More about ipomoea lobata
About Ipomoea lobata
Ipomoea lobata · also called Spanish flag, firecracker vine · flowering
Spanish flag is a striking annual climber from Mexico bearing one-sided spikes of tubular flowers that open scarlet and age through orange and yellow to cream, giving a multicoloured 'flag' effect. Vigorous and fast from seed, it twines up supports with three-lobed leaves and flowers from midsummer to frost, attracting bees, butterflies, and hummingbirds.
Mature size: 2-5 m of vining growth in a single season, given a tall support.
How to tell ipomoea lobata needs repotting
Repotting on a calendar is less reliable than reading the plant. For ipomoea lobata, watch for these signs:
- Roots circling the bottom of the module or pot, or poking out of the drainage holes.
- The seedling dries out within a day and growth has visibly stalled.
- Roots are white and matted in a tight spiral when you tip the plant out.
- It has outgrown its current container for the stage of the season — pot ipomoea lobata on before it becomes hard root-bound.
For the underlying biology of a pot-bound root system and why it stalls a plant, see our guide to spotting and fixing a root-bound plant.
How often to repot ipomoea lobata
Pot on seedlings as they grow; not a perennial repot. Ipomoea lobatais grown for one season, so the question is really “how often to pot on” — keep moving it up before the roots circle. Vigorous twining herbaceous annual climber; produces dense, leafy cover and abundant one-sided racemes of flowers from midsummer until the first frost..
What size pot to step ipomoea lobata up to
Pot ipomoea lobata on gradually — a seedling jumped straight into a huge pot sits in cold, wet, airless soil and stalls. Step up one or two sizes at a time as the roots fill each container, finishing in a large final pot or the ground. The aim is roots that never circle and never check.
Not sure of the exact diameter? Our pot size calculator takes the current pot and root spread and tells you the right next size — it deliberately recommends a single step up, never a big jump.
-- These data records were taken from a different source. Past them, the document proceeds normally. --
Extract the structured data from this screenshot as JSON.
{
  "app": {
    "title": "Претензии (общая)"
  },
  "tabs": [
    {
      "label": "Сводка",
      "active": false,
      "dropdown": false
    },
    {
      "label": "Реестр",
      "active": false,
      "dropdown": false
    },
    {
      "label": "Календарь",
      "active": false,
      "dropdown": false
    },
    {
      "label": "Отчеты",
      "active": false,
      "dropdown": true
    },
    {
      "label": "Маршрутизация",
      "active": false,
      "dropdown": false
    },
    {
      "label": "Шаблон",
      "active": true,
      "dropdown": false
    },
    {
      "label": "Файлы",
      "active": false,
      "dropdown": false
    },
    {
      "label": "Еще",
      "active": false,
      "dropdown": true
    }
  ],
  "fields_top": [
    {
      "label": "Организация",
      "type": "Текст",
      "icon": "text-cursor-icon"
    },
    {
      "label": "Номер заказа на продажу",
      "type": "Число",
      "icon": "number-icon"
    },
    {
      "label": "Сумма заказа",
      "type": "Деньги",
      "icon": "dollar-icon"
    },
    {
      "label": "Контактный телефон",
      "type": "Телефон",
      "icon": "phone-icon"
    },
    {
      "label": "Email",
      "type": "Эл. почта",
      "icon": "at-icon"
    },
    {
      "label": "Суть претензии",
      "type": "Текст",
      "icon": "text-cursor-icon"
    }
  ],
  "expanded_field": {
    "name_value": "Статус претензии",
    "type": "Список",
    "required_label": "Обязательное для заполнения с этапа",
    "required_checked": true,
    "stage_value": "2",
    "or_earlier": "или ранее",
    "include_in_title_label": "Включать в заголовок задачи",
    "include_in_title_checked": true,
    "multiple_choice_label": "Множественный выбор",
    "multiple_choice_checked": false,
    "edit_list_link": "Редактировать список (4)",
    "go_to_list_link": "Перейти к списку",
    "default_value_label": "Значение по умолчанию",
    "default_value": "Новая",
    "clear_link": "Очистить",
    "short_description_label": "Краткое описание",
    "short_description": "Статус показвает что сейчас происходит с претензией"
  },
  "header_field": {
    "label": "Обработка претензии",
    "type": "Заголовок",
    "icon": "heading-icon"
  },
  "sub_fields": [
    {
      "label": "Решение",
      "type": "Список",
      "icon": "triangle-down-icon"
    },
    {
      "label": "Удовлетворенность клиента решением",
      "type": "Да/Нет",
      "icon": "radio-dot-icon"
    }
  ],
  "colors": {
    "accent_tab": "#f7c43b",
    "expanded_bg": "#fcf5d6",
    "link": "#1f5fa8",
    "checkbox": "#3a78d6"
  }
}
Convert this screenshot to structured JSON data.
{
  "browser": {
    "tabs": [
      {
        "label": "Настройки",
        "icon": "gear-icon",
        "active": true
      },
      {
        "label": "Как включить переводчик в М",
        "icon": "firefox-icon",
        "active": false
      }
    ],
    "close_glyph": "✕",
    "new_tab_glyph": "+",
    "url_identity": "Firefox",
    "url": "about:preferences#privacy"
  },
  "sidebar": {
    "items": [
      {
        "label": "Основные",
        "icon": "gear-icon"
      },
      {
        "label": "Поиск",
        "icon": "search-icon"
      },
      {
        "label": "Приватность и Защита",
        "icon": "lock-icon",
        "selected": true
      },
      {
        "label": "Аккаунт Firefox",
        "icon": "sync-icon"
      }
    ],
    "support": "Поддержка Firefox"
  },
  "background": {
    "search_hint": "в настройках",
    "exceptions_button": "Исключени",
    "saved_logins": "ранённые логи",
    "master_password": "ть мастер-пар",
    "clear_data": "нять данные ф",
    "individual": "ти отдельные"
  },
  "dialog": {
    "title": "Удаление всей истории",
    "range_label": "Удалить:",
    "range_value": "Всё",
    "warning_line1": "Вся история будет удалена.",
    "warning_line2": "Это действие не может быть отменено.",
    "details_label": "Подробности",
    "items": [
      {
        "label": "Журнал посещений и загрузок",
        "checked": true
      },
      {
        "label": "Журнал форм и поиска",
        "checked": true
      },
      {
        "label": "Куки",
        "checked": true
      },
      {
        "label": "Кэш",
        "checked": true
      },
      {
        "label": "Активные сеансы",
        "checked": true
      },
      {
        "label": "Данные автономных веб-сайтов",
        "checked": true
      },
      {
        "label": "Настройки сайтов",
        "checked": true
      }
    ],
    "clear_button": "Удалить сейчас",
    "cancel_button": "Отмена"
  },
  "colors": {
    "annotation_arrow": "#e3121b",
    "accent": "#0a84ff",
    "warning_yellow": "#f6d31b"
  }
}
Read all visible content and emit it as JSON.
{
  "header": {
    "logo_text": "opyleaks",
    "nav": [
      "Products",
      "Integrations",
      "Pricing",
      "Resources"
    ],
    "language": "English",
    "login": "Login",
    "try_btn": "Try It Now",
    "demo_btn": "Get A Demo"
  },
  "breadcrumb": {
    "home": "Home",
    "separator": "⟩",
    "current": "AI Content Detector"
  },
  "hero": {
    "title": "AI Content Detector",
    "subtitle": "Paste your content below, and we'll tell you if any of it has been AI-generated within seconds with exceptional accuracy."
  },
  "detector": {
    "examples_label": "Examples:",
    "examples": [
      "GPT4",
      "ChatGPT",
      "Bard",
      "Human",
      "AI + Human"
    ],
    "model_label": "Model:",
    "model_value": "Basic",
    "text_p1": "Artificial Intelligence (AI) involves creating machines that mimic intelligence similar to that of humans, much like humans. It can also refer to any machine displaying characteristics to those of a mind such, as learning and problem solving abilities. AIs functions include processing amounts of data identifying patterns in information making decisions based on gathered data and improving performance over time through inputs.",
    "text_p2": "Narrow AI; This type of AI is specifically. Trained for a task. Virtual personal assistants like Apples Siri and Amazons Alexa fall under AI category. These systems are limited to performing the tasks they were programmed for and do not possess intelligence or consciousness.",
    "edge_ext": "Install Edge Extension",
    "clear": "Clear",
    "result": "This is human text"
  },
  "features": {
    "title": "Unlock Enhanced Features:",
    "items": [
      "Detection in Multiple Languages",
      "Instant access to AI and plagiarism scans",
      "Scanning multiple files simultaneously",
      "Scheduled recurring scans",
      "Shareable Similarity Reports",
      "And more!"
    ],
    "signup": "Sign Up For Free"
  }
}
The best time of year to repot ipomoea lobata
Pot ipomoea lobata on through the active growing season, whenever roots fill the current container — there is no single date, just "before it becomes root-bound". Avoid potting on during a cold snap.
Step-by-step: repotting ipomoea lobata
- Pot on before it is root-bound. Check ipomoea lobata regularly; move it up as soon as roots reach the edge of the cell or pot, not after they have circled.
- Step up one or two sizes. Choose the next container up — not a giant one. Cold, wet, unused soil around a small root system stalls seedlings.
- Knock it out gently. Support the stem, tip the pot, and ease the rootball out without breaking it. A little teasing of circled roots at the base is fine.
- Pot into rich mix. Set it into fresh moderately fertile, well-drained soil at the same depth (tomatoes are the exception — they can go deeper to root along the stem).
- Water in and grow on. Water well, keep it in good light, and resume feeding once it is established and growing again.
Aftercare
Water ipomoea lobata in well and keep it in bright light; a freshly potted-on seedling can wilt for a day while roots settle, so do not overcompensate by drowning it. Do not fertilise for about 1 week — fresh mix already carries nutrients and feeding freshly disturbed roots scorches them.
The right soil mix for ipomoea lobata
Ipomoea lobata wants moderately fertile, well-drained soil. Does best in fertile but free-draining soil with steady moisture; unlike some morning glories it tolerates and even appreciates a richer soil. Neutral pH is ideal. Always use fresh mix when you repot — reusing old, broken-down soil reintroduces the compaction and poor drainage you are repotting to fix.
Repotting ipomoea lobata — frequently asked questions
How often should you repot ipomoea lobata?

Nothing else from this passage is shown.